Under the new rules, which will come into force in April, ticket resellers will be required to provide purchasers with additional detailed information about tickets including the location of seats, disclosure of any restrictions and the original price of the ticket itself.
New guidance has also been published today to help prepare business for these changes, providing clarity to ensure they comply while also securing a better deal for consumers.
Consumer Minister Andrew Griffiths said:
“All too often people are left feeling ripped off when buying tickets from resale websites. Whether it’s a major music festival or a stadium concert, people want to know they’re paying a fair price for tickets to see the events they love.
“We are already taking steps to crack down on touts using “bots” to bulk buy tickets for resale and the CMA is investigating suspected breaches of consumer protection law online and today we are going even further, making it easier for consumers to understand what they are buying to help save them from rip off ticket prices.
“Later this year, we will also publish a Consumer Green Paper which will examine how we can help people to engage with markets to find the best deals.”
Margot James, Minister for Digital and the Creative Industries, said:
“We want real fans to get the chance to see their favourite stars at a fair price. That is why we are clamping down on touts using bots to buy huge numbers of tickets, only to sell them on at rip-off prices. Today’s guidance will give consumers even greater protection and transparency in the secondary market, helping Britain’s live events scene to continue to thrive.”

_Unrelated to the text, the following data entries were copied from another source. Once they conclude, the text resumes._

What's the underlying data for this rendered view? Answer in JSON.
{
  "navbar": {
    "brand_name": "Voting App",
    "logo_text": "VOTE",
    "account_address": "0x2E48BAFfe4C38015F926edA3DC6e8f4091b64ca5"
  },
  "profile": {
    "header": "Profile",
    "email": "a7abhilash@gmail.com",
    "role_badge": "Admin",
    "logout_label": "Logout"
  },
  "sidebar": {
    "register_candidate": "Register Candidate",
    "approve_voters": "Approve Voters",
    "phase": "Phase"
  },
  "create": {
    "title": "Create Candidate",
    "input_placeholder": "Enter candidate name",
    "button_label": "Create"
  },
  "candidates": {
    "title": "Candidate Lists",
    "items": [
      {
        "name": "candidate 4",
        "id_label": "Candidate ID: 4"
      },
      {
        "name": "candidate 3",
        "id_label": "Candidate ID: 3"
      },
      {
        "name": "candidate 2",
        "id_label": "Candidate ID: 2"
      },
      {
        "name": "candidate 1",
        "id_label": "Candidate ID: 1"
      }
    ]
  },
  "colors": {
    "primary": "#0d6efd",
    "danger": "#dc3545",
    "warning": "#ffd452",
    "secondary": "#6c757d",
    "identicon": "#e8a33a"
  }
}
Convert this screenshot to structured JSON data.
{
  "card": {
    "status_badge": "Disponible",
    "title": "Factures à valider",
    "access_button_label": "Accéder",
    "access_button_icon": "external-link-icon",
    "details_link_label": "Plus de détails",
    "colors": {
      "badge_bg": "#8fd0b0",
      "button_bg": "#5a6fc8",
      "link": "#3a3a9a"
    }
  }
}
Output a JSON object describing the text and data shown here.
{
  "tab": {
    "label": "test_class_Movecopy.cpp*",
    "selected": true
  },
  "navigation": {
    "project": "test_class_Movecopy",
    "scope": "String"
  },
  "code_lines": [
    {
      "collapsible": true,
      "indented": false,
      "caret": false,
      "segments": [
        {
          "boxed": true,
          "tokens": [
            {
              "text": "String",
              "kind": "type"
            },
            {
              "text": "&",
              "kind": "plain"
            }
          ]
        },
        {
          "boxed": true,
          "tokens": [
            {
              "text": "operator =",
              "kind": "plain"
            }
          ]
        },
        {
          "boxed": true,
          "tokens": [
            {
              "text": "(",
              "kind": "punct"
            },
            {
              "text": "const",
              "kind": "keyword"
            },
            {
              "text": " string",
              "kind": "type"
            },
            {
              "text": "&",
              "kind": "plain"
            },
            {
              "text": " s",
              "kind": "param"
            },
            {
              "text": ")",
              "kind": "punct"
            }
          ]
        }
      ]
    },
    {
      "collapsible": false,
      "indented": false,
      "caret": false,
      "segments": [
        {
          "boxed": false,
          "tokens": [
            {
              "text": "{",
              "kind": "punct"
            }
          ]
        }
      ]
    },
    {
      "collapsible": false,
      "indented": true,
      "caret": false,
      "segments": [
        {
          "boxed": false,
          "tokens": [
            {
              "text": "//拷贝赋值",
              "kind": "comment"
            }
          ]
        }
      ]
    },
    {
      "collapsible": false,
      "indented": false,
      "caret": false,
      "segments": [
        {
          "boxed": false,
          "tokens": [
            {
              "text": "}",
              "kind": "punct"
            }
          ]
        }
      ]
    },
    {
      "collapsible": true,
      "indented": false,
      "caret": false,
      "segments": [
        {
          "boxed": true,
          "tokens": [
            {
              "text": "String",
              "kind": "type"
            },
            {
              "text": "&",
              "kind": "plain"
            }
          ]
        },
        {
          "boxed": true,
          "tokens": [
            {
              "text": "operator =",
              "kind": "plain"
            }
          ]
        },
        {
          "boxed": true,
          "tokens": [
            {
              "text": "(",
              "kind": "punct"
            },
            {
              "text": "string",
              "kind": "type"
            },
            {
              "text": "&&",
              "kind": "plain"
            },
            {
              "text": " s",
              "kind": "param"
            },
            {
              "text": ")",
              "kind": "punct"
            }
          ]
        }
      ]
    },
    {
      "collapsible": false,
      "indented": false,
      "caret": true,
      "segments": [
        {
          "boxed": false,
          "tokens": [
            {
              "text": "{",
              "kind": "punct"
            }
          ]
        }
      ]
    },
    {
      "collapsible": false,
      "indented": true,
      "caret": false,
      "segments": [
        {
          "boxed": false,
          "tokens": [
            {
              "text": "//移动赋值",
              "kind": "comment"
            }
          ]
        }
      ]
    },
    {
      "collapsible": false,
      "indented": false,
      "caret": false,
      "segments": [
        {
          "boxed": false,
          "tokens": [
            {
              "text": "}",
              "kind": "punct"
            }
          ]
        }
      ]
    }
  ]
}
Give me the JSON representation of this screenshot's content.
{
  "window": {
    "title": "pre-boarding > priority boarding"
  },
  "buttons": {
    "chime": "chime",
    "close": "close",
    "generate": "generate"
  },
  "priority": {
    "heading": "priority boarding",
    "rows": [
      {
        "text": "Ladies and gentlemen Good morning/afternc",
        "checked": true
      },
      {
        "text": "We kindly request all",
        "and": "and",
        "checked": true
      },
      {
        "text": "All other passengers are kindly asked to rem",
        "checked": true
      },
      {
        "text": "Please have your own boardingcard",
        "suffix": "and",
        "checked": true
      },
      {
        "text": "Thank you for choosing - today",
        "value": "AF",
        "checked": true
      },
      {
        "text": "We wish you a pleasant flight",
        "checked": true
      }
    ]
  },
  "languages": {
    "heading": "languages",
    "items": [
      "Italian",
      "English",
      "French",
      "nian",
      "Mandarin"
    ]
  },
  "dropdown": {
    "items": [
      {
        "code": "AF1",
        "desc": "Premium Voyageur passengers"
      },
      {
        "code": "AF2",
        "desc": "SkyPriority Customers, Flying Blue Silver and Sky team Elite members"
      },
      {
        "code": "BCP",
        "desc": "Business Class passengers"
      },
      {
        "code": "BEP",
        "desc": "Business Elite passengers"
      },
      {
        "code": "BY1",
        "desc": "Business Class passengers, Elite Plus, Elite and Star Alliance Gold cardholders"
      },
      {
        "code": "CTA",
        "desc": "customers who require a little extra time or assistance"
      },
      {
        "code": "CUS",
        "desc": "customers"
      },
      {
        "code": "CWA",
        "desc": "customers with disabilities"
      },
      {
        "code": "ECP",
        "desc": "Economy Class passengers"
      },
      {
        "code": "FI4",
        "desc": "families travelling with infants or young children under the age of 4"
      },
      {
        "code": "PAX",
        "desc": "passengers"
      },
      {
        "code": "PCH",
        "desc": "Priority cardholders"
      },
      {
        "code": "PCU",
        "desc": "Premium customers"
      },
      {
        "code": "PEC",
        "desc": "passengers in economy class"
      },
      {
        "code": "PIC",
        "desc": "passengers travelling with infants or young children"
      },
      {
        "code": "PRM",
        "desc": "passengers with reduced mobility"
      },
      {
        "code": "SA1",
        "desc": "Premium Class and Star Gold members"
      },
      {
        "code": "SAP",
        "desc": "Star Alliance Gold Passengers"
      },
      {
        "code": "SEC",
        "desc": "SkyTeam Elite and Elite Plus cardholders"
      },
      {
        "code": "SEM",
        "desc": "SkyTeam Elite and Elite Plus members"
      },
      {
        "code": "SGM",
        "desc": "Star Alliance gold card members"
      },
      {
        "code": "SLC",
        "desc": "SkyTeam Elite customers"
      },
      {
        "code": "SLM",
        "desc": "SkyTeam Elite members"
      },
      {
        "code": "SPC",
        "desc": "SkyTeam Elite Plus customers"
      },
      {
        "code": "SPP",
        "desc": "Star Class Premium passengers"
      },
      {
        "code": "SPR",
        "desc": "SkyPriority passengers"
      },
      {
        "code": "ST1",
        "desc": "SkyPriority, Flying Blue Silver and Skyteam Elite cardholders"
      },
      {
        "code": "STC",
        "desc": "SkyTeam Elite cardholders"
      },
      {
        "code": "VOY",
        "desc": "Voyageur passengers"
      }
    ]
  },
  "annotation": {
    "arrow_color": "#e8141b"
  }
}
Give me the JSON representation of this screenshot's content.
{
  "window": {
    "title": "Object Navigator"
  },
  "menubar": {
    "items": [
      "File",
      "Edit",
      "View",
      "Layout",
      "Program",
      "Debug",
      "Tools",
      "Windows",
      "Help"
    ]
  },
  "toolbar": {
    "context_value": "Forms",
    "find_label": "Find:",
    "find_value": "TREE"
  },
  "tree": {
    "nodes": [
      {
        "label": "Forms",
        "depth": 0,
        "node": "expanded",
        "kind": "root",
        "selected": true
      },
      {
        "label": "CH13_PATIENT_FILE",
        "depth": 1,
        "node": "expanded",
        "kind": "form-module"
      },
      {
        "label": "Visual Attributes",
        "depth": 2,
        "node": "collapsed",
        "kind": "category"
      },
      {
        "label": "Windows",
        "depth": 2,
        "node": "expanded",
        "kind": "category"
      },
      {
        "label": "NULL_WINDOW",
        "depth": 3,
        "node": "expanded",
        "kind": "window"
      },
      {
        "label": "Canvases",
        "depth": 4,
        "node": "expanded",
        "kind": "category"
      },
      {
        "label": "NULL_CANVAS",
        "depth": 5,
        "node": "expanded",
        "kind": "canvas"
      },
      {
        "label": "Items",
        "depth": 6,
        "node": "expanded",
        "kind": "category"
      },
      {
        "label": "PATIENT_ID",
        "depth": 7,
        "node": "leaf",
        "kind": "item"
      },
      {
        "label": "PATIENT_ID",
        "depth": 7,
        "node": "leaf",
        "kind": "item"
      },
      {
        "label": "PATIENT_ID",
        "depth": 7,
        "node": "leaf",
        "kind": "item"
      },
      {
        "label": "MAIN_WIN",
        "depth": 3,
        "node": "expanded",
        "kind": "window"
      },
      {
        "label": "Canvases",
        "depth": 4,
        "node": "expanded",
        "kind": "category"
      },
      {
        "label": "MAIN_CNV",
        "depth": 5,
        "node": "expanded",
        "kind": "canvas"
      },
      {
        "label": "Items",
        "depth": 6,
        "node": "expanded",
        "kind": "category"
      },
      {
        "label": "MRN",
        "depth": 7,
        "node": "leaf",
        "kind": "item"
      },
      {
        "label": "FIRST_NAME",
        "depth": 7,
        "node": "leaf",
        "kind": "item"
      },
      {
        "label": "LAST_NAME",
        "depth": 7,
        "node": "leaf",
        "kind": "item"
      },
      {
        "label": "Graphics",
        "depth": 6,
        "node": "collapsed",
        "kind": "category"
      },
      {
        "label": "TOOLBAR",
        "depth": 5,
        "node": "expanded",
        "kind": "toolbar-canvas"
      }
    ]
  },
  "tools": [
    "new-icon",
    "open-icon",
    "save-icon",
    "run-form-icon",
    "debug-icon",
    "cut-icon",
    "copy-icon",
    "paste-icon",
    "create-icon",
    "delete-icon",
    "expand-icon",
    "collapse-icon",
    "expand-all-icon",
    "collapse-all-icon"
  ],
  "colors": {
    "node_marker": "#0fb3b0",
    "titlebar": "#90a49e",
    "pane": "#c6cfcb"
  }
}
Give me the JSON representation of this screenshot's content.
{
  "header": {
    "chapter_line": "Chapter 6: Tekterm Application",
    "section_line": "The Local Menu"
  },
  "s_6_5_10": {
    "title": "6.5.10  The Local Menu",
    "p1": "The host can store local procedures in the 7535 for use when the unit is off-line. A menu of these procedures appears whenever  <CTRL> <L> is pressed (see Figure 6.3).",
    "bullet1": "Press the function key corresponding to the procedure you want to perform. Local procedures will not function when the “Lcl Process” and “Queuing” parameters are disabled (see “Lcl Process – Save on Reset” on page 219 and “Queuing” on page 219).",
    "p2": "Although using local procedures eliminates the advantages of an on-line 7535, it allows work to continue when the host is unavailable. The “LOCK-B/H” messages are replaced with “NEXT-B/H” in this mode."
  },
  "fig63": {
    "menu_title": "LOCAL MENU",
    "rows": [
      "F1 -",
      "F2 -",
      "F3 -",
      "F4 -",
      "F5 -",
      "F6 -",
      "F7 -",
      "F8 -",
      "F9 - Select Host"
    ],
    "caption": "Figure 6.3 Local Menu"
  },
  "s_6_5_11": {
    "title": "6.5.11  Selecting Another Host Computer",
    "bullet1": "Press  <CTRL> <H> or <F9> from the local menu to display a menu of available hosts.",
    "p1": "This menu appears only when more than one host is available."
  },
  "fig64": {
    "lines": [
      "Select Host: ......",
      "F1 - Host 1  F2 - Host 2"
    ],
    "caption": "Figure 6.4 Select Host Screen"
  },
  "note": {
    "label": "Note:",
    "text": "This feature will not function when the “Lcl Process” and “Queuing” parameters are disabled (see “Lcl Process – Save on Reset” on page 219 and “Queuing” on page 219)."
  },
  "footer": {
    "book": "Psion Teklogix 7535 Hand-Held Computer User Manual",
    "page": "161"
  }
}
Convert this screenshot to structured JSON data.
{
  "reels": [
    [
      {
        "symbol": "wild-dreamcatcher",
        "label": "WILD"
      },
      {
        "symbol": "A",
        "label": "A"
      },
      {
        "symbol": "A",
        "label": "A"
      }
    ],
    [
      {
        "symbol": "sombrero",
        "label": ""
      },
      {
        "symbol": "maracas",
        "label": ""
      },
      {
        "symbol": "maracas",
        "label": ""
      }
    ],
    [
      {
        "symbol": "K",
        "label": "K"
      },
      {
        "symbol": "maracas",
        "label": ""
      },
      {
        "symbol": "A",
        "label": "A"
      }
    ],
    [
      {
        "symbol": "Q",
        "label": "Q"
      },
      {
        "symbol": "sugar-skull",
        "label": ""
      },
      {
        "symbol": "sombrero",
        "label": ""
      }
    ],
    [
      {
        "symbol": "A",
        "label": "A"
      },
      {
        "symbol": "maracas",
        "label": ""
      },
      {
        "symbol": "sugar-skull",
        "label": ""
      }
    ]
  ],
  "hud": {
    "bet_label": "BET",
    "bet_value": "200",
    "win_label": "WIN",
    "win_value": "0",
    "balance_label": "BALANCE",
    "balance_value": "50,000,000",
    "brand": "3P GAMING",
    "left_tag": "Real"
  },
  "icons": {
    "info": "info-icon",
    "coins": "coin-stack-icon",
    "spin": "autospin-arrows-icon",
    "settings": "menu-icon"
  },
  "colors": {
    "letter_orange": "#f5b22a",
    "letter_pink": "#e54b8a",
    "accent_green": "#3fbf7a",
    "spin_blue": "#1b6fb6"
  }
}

Under the new rules, ticket resellers will have to provide additional detailed information about the tickets they are selling to better inform and protect consumers. This will mean that ticket resellers must:
- Identify the location to which the ticket provides access – such as the particular seat or standing area of the venue;
- Disclose any restrictions that apply to the category of person who can use the ticket;
- Disclose the original price of the ticket; and
- Reveal the details of connections they have with either the online facility on which they are selling, or the organiser of the event for which the ticket is being sold.
For the first time, resellers will also have to supply the unique ticket number (UTN) to the purchaser if the event organiser or primary seller specifies one, helping to identify the tickets seat, standing area or location.
Today’s guidance demonstrates a further commitment from government to improve conditions for consumers in the secondary market. National Trading Standards are also working closely with the Competition and Markets Authority (CMA) to take enforcement action against secondary ticketing websites suspected of breaking consumer law, whilst the Advertising Standards Authority (ASA) are investigating whether secondary ticketing websites have broken advertising rules.
Last week Google also announced that from 7 February they will require ticket resellers to be certified before they can advertise through their AdWords service. This should make it easier for consumers to find tickets on the primary market.